Dietro all'eccidio c'e' sempre un teorico del male. In questo caso il suo nome e' Hassan al Turabi, l'ideologo islamista che si e' opposto al recente e flebile accordo di pace. Nato nel 1932, Turabi ha studiato legge all'Universita' di Khartoum, poi all'University of London e infine alla Sorbona di Parigi. Poliglotta, carismatico ed educato all'occidentale, a causa della tensione tra il governo sudanese e i Fratelli musulmani, alla fine degli anni Sessanta Turabi fu arrestato e passo' buona parte del decennio successivo prima in prigione e poi in esilio. Nel 1979, riconciliatosi con il governo, ritorno' in patria diventando ministro della Giustizia. All'inizio degli anni Ottanta ha contribuito in maniera decisiva a introdurre una versione rigida della sharia, con norme punitive molto severe anche per crimini minori. Durante tutti gli anni Ottanta il Sudan e' stato in preda alla guerra civile, con continui cambi di potere, e alla fine, nel 1989, Turabi, assieme all'attuale presidente Bashir, e' stato tra i protagonisti principali del colpo di Stato del Fronte nazionale islamico. Arrivato al potere, Turabi e' stato finalmente libero di istaurare uno Stato islamico radicale, come aveva sempre sperato. Nell'aprile del 1991 Turabi organizzo' una Conferenza popolare arabo-islamica, che si tenne poi regolarmente fino alla fine degli anni 90. Adepti di tutti i gruppi radicali presenti in medio oriente vi misero radici: terroristi palestinesi, Hezbollah, l'organizzazione di Abu Nidal, gruppi terroristici egiziani.
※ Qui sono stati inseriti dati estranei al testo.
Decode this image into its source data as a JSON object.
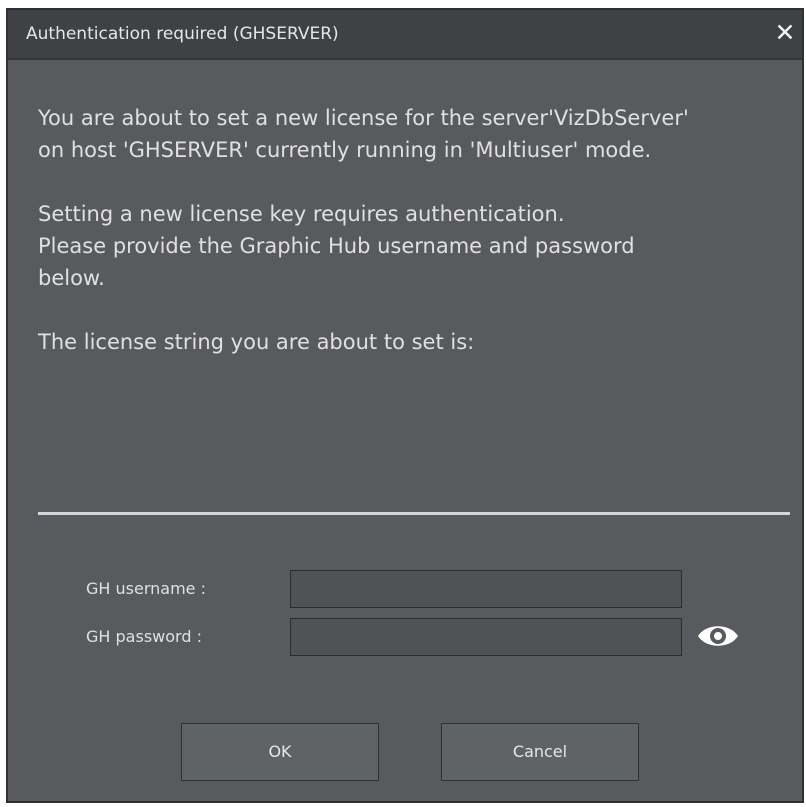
{
  "dialog": {
    "title": "Authentication required (GHSERVER)",
    "close_glyph": "✕"
  },
  "message": {
    "line1": "You are about to set a new license for the server'VizDbServer'",
    "line2": "on host 'GHSERVER' currently running in 'Multiuser' mode.",
    "line3": "Setting a new license key requires authentication.",
    "line4": "Please provide the Graphic Hub username and password",
    "line5": "below.",
    "line6": "The license string you are about to set is:"
  },
  "form": {
    "username_label": "GH username :",
    "username_value": "",
    "password_label": "GH password :",
    "password_value": "",
    "reveal_icon": "eye-icon"
  },
  "buttons": {
    "ok_label": "OK",
    "cancel_label": "Cancel"
  },
  "colors": {
    "dialog_bg": "#585a5d",
    "titlebar_bg": "#3f4144",
    "text": "#e0e0e0",
    "separator": "#d6d6d6"
  }
}
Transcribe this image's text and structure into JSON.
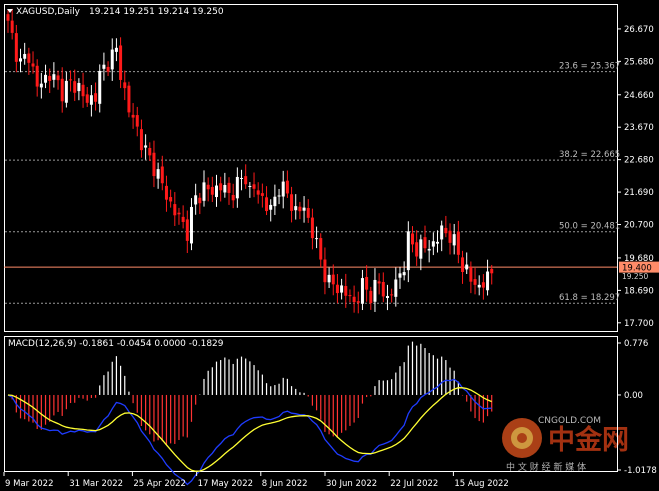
{
  "header": {
    "symbol": "XAGUSD,Daily",
    "ohlc": "19.214 19.251 19.214 19.250"
  },
  "macd_label": "MACD(12,26,9) -0.1861 -0.0454 0.0000 -0.1829",
  "price_ticks": [
    "26.670",
    "25.680",
    "24.660",
    "23.670",
    "22.680",
    "21.690",
    "20.700",
    "19.680",
    "18.690",
    "17.700"
  ],
  "price_axis_values": [
    26.67,
    25.68,
    24.66,
    23.67,
    22.68,
    21.69,
    20.7,
    19.68,
    18.69,
    17.7
  ],
  "price_range": [
    17.45,
    27.4
  ],
  "current_price": "19.400",
  "current_price_value": 19.4,
  "bid_label": "19.250",
  "fib_levels": [
    {
      "label": "23.6 = 25.367",
      "value": 25.367
    },
    {
      "label": "38.2 = 22.665",
      "value": 22.665
    },
    {
      "label": "50.0 = 20.481",
      "value": 20.481
    },
    {
      "label": "61.8 = 18.297",
      "value": 18.297
    }
  ],
  "macd_ticks": [
    "0.776",
    "0.00",
    "-1.0178"
  ],
  "macd_axis_values": [
    0.776,
    0.0,
    -1.0178
  ],
  "date_labels": [
    "9 Mar 2022",
    "31 Mar 2022",
    "25 Apr 2022",
    "17 May 2022",
    "8 Jun 2022",
    "30 Jun 2022",
    "22 Jul 2022",
    "15 Aug 2022"
  ],
  "watermark": {
    "cn_big": "中金网",
    "cn_small": "中 文 财 经 新 媒 体",
    "en": "CNGOLD.COM"
  },
  "colors": {
    "bull": "#ffffff",
    "bear": "#ff1a1a",
    "hist_pos": "#ffffff",
    "hist_neg": "#ff3333",
    "macd": "#1f3cff",
    "signal": "#ffff33",
    "current": "#ff8c69",
    "fib": "#9a9a9a"
  },
  "chart_data": {
    "type": "candlestick",
    "symbol": "XAGUSD",
    "timeframe": "Daily",
    "x_labels": [
      "9 Mar 2022",
      "31 Mar 2022",
      "25 Apr 2022",
      "17 May 2022",
      "8 Jun 2022",
      "30 Jun 2022",
      "22 Jul 2022",
      "15 Aug 2022"
    ],
    "ylim": [
      17.45,
      27.4
    ],
    "price_path": [
      [
        0,
        26.8
      ],
      [
        3,
        25.6
      ],
      [
        5,
        25.9
      ],
      [
        7,
        24.9
      ],
      [
        10,
        25.3
      ],
      [
        13,
        24.8
      ],
      [
        15,
        25.0
      ],
      [
        17,
        24.9
      ],
      [
        19,
        24.4
      ],
      [
        21,
        24.7
      ],
      [
        22,
        25.2
      ],
      [
        24,
        25.7
      ],
      [
        26,
        26.0
      ],
      [
        27,
        25.3
      ],
      [
        29,
        24.2
      ],
      [
        31,
        23.6
      ],
      [
        33,
        22.9
      ],
      [
        35,
        22.5
      ],
      [
        37,
        21.9
      ],
      [
        39,
        21.3
      ],
      [
        41,
        20.9
      ],
      [
        43,
        20.5
      ],
      [
        45,
        21.5
      ],
      [
        47,
        21.8
      ],
      [
        49,
        21.7
      ],
      [
        51,
        21.9
      ],
      [
        53,
        21.6
      ],
      [
        55,
        21.9
      ],
      [
        57,
        22.2
      ],
      [
        58,
        21.7
      ],
      [
        59,
        21.8
      ],
      [
        61,
        21.5
      ],
      [
        63,
        21.1
      ],
      [
        65,
        21.9
      ],
      [
        67,
        21.6
      ],
      [
        69,
        21.1
      ],
      [
        71,
        21.2
      ],
      [
        73,
        20.5
      ],
      [
        75,
        19.6
      ],
      [
        77,
        18.9
      ],
      [
        79,
        18.8
      ],
      [
        81,
        18.6
      ],
      [
        83,
        18.3
      ],
      [
        85,
        18.8
      ],
      [
        87,
        18.6
      ],
      [
        89,
        18.9
      ],
      [
        91,
        18.4
      ],
      [
        93,
        18.9
      ],
      [
        95,
        19.5
      ],
      [
        96,
        20.2
      ],
      [
        98,
        20.0
      ],
      [
        100,
        20.0
      ],
      [
        102,
        20.1
      ],
      [
        104,
        20.5
      ],
      [
        106,
        20.4
      ],
      [
        107,
        20.1
      ],
      [
        109,
        19.5
      ],
      [
        111,
        19.0
      ],
      [
        113,
        18.8
      ],
      [
        115,
        19.05
      ],
      [
        116,
        19.25
      ]
    ],
    "series": [
      {
        "name": "MACD(12,26,9)",
        "last": -0.1861
      },
      {
        "name": "Signal",
        "last": -0.0454
      },
      {
        "name": "Histogram",
        "last": -0.1829
      }
    ],
    "macd_range": [
      -1.0178,
      0.776
    ],
    "fib_retracements": [
      {
        "level": "23.6",
        "value": 25.367
      },
      {
        "level": "38.2",
        "value": 22.665
      },
      {
        "level": "50.0",
        "value": 20.481
      },
      {
        "level": "61.8",
        "value": 18.297
      }
    ],
    "current_price": 19.4,
    "bid": 19.25
  }
}
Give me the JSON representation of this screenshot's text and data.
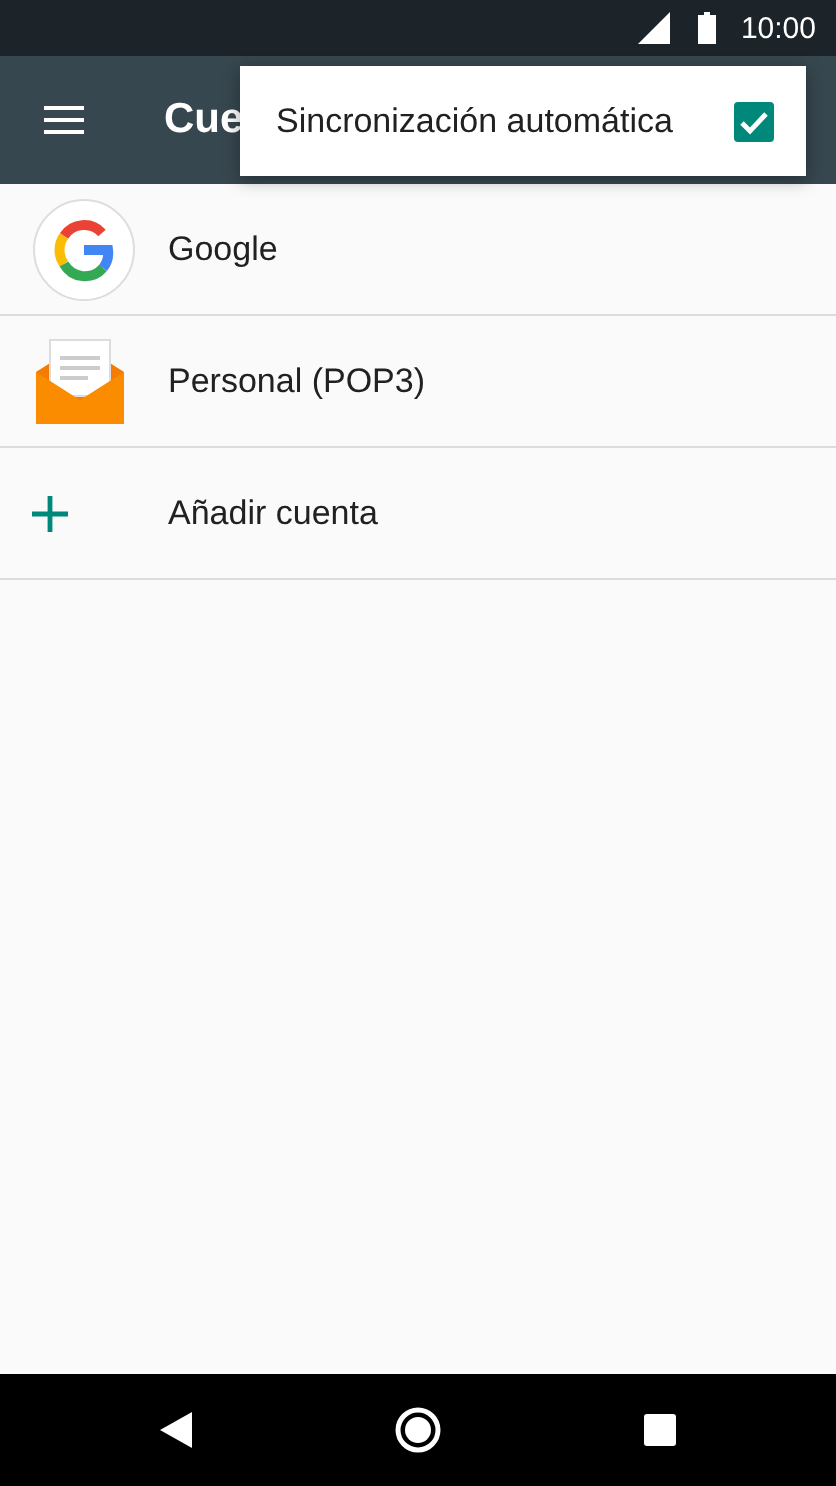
{
  "status_bar": {
    "time": "10:00"
  },
  "app_bar": {
    "title": "Cue"
  },
  "menu": {
    "items": [
      {
        "label": "Sincronización automática",
        "checked": true
      }
    ]
  },
  "accounts": [
    {
      "kind": "google",
      "label": "Google"
    },
    {
      "kind": "email",
      "label": "Personal (POP3)"
    },
    {
      "kind": "add",
      "label": "Añadir cuenta"
    }
  ]
}
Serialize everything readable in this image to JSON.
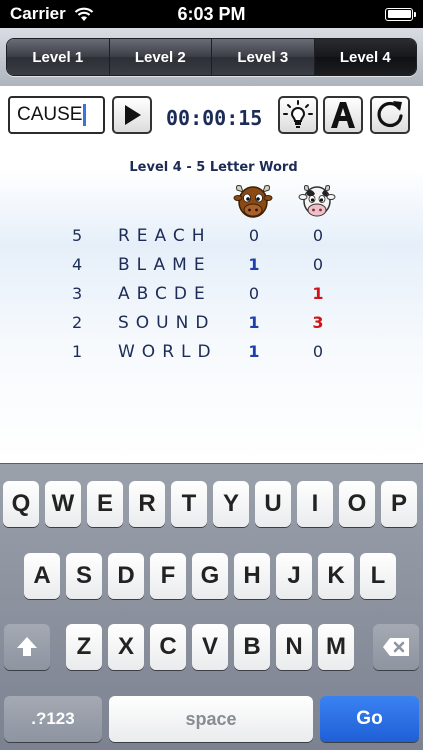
{
  "status_bar": {
    "carrier": "Carrier",
    "time": "6:03 PM",
    "battery_level": 1.0
  },
  "levels": {
    "items": [
      "Level 1",
      "Level 2",
      "Level 3",
      "Level 4"
    ],
    "active_index": 3
  },
  "game": {
    "input_value": "CAUSE",
    "timer": "00:00:15",
    "title": "Level 4 - 5 Letter Word",
    "guesses": [
      {
        "num": "5",
        "word": "REACH",
        "bulls": "0",
        "cows": "0",
        "bulls_color": "default",
        "cows_color": "default"
      },
      {
        "num": "4",
        "word": "BLAME",
        "bulls": "1",
        "cows": "0",
        "bulls_color": "blue",
        "cows_color": "default"
      },
      {
        "num": "3",
        "word": "ABCDE",
        "bulls": "0",
        "cows": "1",
        "bulls_color": "default",
        "cows_color": "red"
      },
      {
        "num": "2",
        "word": "SOUND",
        "bulls": "1",
        "cows": "3",
        "bulls_color": "blue",
        "cows_color": "red"
      },
      {
        "num": "1",
        "word": "WORLD",
        "bulls": "1",
        "cows": "0",
        "bulls_color": "blue",
        "cows_color": "default"
      }
    ],
    "icons": {
      "play": "play-icon",
      "hint": "lightbulb-icon",
      "letters": "letter-a-icon",
      "restart": "restart-icon",
      "bull": "bull-icon",
      "cow": "cow-icon"
    }
  },
  "keyboard": {
    "row1": [
      "Q",
      "W",
      "E",
      "R",
      "T",
      "Y",
      "U",
      "I",
      "O",
      "P"
    ],
    "row2": [
      "A",
      "S",
      "D",
      "F",
      "G",
      "H",
      "J",
      "K",
      "L"
    ],
    "row3": [
      "Z",
      "X",
      "C",
      "V",
      "B",
      "N",
      "M"
    ],
    "numbers_label": ".?123",
    "space_label": "space",
    "go_label": "Go",
    "shift_icon": "shift-icon",
    "delete_icon": "delete-icon"
  },
  "colors": {
    "text_navy": "#1d2c57",
    "bull_blue": "#1d3fb0",
    "cow_red": "#d0131a",
    "go_blue": "#1f5fd6"
  }
}
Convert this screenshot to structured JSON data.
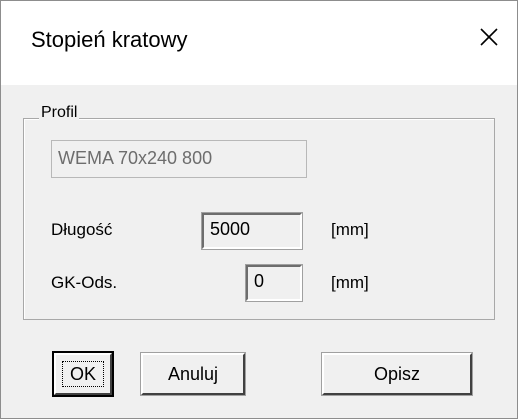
{
  "window": {
    "title": "Stopień kratowy",
    "close_icon": "close-icon"
  },
  "profile_group": {
    "label": "Profil",
    "value": "WEMA 70x240 800"
  },
  "fields": {
    "dlugosc": {
      "label": "Długość",
      "value": "5000",
      "unit": "[mm]"
    },
    "gk_ods": {
      "label": "GK-Ods.",
      "value": "0",
      "unit": "[mm]"
    }
  },
  "buttons": {
    "ok": "OK",
    "anuluj": "Anuluj",
    "opisz": "Opisz"
  }
}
Vari membri di cio' che poi sarebbe diventata al Qaida, compreso bin Laden, vi installarono le loro sedi e arrivarono anche gli esperti iracheni (e iraniani) di spionaggio.
Dal 1994, bin Laden e al Qaida si erano definitivamente radicati in Sudan. Gli investimenti fatti da bin Laden erano collegati ai servizi offerti dal governo sudanese: i membri di al Qaida lavoravano a stretto contatto con funzionari ed esperti di intelligence governativi; le societa' di bin Laden continuavano a migliorare le infrastrutture del paese, costruendo strade, imprese e societa' d'affari. E preparandosi per il genocidio islamico di migliaia di persone. Nel silenzio dell'Europa, dell'Onu e della cultura politicamente corretta. Che non ha alzato la sua voce sul Darfur, visto che se non c'e' di mezzo l'America non c'e' alcuna indignazione.